Dynamics Handlers

Dynamics Handlers

class blackbox_mpc.dynamics_handlers.SystemDynamicsHandler(env_action_space, env_observation_space, dynamics_function=None, true_model=False, is_normalized=True, log_dir=None, tf_writer=None, save_model_frequency=1, saved_model_dir=None, transform_targets_func=<tensorflow.python.eager.def_function.Function object>, inverse_transform_targets_func=<tensorflow.python.eager.def_function.Function object>)[source]
__init__(env_action_space, env_observation_space, dynamics_function=None, true_model=False, is_normalized=True, log_dir=None, tf_writer=None, save_model_frequency=1, saved_model_dir=None, transform_targets_func=<tensorflow.python.eager.def_function.Function object>, inverse_transform_targets_func=<tensorflow.python.eager.def_function.Function object>)[source]

This is the system dynamics handler class that is reponsible for training the dynamics functions, storing the rollouts as well as

prepocessing and postprocessing of the MDP elements

Parameters
  • dynamics_function (DeterministicDynamicsFunctionBase) – Defines the system dynamics function.

  • env_action_space (gym.ActionSpace) – Defines the action space of the gym environment.

  • env_observation_space (tf.int32) – Defines the observation space of the gym environment.

  • tf_writer (tf.summary) – Defines a tensorflow writer to be used for logging

  • log_dir (string) – Defines the log directory to save the normalization statistics in.

  • saved_model_dir (string) – Defines the saved model directory where the model is saved in, in case of loading the model.

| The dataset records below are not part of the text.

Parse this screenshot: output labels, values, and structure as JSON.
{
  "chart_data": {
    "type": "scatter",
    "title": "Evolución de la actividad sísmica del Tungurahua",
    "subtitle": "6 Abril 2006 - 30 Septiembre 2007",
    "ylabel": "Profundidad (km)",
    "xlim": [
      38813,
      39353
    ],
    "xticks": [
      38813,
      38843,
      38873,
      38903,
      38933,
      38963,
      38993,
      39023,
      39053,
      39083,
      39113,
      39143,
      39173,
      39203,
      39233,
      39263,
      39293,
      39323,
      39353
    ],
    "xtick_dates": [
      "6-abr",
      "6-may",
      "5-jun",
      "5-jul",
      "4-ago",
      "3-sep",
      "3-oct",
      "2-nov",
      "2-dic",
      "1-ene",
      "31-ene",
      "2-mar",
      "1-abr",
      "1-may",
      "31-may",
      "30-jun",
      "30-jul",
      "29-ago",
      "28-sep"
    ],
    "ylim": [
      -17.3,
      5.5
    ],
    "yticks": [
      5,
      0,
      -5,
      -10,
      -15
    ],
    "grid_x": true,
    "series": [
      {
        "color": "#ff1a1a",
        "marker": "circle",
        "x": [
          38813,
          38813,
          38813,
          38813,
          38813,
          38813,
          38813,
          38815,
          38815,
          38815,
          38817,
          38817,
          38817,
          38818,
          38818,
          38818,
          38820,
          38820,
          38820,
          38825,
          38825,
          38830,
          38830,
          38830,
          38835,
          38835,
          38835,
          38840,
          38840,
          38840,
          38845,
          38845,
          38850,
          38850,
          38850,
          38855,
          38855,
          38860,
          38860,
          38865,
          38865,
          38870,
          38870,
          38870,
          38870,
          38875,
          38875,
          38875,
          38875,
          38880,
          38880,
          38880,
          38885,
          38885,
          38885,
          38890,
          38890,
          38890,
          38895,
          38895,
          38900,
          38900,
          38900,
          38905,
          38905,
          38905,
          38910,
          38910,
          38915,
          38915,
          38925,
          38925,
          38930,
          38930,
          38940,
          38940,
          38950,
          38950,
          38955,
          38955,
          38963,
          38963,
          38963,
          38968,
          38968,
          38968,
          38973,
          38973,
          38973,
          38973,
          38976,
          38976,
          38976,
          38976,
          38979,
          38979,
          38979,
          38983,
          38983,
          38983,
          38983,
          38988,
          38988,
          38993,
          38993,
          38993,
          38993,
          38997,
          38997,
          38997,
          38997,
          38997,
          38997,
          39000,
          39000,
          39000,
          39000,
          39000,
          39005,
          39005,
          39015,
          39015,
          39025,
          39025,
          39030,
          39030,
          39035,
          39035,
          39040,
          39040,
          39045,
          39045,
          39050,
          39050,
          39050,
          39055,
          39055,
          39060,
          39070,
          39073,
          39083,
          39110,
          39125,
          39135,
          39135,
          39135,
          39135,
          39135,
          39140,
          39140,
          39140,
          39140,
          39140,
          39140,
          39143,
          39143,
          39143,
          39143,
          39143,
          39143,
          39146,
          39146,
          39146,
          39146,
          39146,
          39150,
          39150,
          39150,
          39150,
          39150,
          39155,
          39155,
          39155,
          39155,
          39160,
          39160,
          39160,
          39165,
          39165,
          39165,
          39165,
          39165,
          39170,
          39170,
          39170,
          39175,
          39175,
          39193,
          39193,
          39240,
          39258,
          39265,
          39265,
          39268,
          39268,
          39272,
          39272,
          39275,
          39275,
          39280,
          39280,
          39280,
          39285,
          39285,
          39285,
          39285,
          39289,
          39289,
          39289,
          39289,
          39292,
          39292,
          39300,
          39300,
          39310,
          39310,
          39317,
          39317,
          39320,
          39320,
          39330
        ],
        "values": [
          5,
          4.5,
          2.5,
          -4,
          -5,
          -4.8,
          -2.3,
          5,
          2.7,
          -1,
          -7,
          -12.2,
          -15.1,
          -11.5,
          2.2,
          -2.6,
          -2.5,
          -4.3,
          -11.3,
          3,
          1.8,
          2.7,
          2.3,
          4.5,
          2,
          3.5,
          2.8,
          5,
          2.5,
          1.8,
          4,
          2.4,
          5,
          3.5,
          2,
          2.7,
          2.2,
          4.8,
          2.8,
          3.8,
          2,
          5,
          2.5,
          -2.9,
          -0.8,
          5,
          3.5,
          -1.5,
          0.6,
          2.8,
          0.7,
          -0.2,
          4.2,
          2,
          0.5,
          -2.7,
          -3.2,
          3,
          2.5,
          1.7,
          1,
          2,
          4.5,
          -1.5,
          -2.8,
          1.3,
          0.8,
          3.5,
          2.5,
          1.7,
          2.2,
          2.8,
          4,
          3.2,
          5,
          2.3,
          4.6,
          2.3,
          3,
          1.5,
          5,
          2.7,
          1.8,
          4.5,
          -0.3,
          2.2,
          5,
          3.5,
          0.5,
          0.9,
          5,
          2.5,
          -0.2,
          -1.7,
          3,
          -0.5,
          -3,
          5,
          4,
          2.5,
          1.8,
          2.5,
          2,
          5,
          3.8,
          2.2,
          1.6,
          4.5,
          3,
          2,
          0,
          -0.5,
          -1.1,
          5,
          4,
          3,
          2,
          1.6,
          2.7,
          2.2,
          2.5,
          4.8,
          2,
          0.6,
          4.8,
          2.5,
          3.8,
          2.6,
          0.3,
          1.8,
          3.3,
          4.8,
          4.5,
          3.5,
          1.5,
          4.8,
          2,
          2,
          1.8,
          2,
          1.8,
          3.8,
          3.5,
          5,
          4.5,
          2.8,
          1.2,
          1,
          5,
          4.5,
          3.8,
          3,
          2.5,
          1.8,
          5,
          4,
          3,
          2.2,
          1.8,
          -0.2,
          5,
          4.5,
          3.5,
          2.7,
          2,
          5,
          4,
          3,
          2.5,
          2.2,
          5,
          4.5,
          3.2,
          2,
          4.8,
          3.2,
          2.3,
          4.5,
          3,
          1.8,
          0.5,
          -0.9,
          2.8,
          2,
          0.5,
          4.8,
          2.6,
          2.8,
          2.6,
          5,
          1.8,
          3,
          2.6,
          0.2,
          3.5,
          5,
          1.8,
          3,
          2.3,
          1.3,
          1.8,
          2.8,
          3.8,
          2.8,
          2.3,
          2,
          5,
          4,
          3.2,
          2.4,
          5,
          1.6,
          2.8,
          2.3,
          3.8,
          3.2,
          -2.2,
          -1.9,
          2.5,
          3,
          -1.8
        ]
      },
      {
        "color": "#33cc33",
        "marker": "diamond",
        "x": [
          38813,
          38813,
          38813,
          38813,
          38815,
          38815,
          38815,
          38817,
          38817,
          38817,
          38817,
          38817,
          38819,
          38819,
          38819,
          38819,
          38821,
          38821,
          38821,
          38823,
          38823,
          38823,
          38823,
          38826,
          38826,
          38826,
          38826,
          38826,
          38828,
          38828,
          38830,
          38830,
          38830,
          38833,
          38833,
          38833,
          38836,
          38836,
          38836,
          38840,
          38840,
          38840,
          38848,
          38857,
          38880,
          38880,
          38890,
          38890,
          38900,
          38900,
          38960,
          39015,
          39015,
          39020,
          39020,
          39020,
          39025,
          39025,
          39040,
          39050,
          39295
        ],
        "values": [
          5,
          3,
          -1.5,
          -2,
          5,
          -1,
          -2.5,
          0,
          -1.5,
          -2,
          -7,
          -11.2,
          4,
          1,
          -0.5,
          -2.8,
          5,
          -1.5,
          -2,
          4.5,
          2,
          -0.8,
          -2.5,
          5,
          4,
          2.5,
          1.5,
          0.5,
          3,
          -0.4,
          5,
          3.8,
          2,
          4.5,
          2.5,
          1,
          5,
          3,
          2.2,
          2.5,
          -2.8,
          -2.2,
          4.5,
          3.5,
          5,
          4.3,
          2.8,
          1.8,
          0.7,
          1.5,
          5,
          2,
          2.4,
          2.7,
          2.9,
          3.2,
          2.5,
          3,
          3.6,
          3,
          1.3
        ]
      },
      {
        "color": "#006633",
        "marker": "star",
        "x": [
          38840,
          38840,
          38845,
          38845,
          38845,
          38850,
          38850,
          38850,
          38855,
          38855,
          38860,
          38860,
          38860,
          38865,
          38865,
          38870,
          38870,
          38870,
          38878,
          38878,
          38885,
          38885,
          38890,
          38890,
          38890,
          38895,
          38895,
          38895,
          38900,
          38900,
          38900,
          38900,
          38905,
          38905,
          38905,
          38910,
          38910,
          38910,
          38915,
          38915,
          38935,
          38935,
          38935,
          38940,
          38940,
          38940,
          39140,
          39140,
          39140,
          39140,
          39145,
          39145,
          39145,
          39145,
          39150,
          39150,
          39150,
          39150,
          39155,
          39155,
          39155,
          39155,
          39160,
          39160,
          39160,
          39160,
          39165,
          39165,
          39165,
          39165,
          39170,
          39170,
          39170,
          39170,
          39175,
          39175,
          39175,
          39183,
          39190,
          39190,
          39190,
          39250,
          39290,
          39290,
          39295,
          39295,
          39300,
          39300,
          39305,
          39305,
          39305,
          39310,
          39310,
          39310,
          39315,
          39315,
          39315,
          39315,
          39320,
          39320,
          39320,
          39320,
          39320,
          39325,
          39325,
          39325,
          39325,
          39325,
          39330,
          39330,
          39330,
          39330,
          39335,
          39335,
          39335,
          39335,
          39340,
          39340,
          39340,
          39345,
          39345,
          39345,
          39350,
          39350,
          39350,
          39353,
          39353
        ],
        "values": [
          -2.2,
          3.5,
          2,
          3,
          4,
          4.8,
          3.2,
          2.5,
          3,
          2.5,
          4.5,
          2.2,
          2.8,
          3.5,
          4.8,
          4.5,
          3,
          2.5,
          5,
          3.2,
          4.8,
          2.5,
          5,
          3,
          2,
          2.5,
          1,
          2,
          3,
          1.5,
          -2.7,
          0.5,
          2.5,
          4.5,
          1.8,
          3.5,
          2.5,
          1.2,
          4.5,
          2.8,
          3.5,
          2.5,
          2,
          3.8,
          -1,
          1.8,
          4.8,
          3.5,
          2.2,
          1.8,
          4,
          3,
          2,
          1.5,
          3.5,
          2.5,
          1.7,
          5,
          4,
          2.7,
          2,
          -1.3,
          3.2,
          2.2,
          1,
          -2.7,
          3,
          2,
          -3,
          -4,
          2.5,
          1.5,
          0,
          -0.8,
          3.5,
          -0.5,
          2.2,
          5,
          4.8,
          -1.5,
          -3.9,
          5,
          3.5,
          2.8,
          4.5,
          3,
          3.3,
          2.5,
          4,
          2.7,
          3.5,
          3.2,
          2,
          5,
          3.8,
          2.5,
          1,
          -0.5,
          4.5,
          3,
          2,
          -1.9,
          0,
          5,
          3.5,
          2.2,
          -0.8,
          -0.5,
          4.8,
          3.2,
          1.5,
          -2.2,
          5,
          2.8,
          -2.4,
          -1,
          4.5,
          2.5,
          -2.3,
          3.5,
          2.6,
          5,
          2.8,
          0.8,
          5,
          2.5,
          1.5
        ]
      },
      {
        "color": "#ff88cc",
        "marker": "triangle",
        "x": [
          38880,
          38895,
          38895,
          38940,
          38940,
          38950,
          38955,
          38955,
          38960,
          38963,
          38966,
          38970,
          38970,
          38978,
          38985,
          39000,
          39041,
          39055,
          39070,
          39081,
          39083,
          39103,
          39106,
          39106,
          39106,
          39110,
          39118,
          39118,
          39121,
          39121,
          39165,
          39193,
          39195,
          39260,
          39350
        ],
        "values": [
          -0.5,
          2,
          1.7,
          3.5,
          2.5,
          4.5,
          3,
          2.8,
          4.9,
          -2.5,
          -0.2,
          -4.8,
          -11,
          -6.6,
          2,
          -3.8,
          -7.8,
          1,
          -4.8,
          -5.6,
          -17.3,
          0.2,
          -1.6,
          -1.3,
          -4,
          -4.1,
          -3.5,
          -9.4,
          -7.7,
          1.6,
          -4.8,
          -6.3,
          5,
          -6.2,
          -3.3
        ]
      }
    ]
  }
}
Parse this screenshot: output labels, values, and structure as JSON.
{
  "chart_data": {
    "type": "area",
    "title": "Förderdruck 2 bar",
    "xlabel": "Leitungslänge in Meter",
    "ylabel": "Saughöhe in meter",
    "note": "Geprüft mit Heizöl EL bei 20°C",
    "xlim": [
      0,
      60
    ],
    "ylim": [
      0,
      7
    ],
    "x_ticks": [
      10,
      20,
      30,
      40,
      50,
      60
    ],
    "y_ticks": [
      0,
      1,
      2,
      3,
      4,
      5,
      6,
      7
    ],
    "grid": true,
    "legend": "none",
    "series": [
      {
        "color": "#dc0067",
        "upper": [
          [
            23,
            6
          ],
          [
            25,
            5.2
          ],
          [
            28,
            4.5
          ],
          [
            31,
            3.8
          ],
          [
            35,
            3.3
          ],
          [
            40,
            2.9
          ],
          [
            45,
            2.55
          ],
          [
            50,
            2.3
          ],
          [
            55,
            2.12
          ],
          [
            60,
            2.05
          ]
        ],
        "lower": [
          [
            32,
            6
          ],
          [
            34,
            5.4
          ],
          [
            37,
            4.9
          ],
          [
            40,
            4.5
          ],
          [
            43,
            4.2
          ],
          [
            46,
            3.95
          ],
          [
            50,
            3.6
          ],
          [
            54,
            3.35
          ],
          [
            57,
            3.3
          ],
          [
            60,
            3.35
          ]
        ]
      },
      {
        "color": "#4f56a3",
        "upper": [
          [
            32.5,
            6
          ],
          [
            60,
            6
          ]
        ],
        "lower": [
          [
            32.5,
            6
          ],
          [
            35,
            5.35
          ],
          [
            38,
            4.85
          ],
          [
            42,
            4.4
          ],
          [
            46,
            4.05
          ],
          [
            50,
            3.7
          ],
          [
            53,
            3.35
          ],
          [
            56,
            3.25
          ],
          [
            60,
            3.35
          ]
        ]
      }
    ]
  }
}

  • dynamics_function – Defines the dynamics_function of the nn dynamics function itself

  • transform_targets_func (tf_function) – Defines a tf function to transform the next states as targets (output of the nn dynamics), by default this is the deviation function which is (target = next_state - current_state).

  • inverse_transform_targets_func (tf_function) – Defines a tf function to inverse transform the targets (output of the nn dynamics), by default this is the inverse of the deviation function which is (next_state = target + current_state).

  • save_model_frequency (Int) – Defines how often the model should be saved (defined relative to the number of refining iters)

  • true_model (bool) – Defines if the dynamics function is a non trainable model or not.

  • is_normalized (bool) – Defines if the dynamics function should be trained with normalization or not.

__weakref__

list of weak references to the object (if defined)

get_dynamics_function()[source]

returns the dynamics function used by the system handler.

Returns

process_input(states, actions)[source]

This is the process_input function, which takes in the states and actions and preprocesses them for the dynamics function, (normalization..etc)

Parameters
  • states (tf.float32) – The current states has a shape of (Batch Xdim_S)

  • actions (tf.float32) – The current actions has a shape of (Batch Xdim_U)

Returns

result – concatenated states and actions after preprocessing them.

Return type

tf.float32

process_output(inputs_states, raw_output)[source]

This is the process_state_output function, which takes in the previous states predicted target/delta and processes them to get the predicted absolute next state.

Parameters
  • inputs_states (tf.float32) – The previous states has a shape of (Batch Xdim_S)

  • raw_output (tf.float32) – The predicted normalized delta as received from the dynamics function has a shape of (Batch Xdim_U).

Returns

result – absolute predicted next state.

Return type

tf.float32

train(observations_trajectories, actions_trajectories, rewards_trajectories, validation_split=0.2, batch_size=128, learning_rate=0.001, epochs=30, nn_optimizer=<class 'tensorflow.python.keras.optimizer_v2.adam.Adam'>)[source]

This is the train function, which takes in the data of the MDP to train the dynamics model on it.

Parameters
  • observations_trajectories ([np.float32]) – A list of observations of each of the episodes for the n agents.

  • actions_trajectories ([np.float32]) – A list of actions of each of the episodes for the n agents.

  • rewards_trajectories ([np.float32]) – A list of rewards of each of the episodes for the n agents.

  • learning_rate (float) – Learning rate to be used in training the dynamics function.

  • epochs (Int) – Number of epochs to be used in training the dynamics function everytime train is called.

  • validation_split (float32) – Defines the validation split to be used of the rollouts collected.

  • batch_size (int) – Defines the batch size to be used for training the model.

  • nn_optimizer (tf.keras.optimizers) – Defines the optimizer to use with the neural network.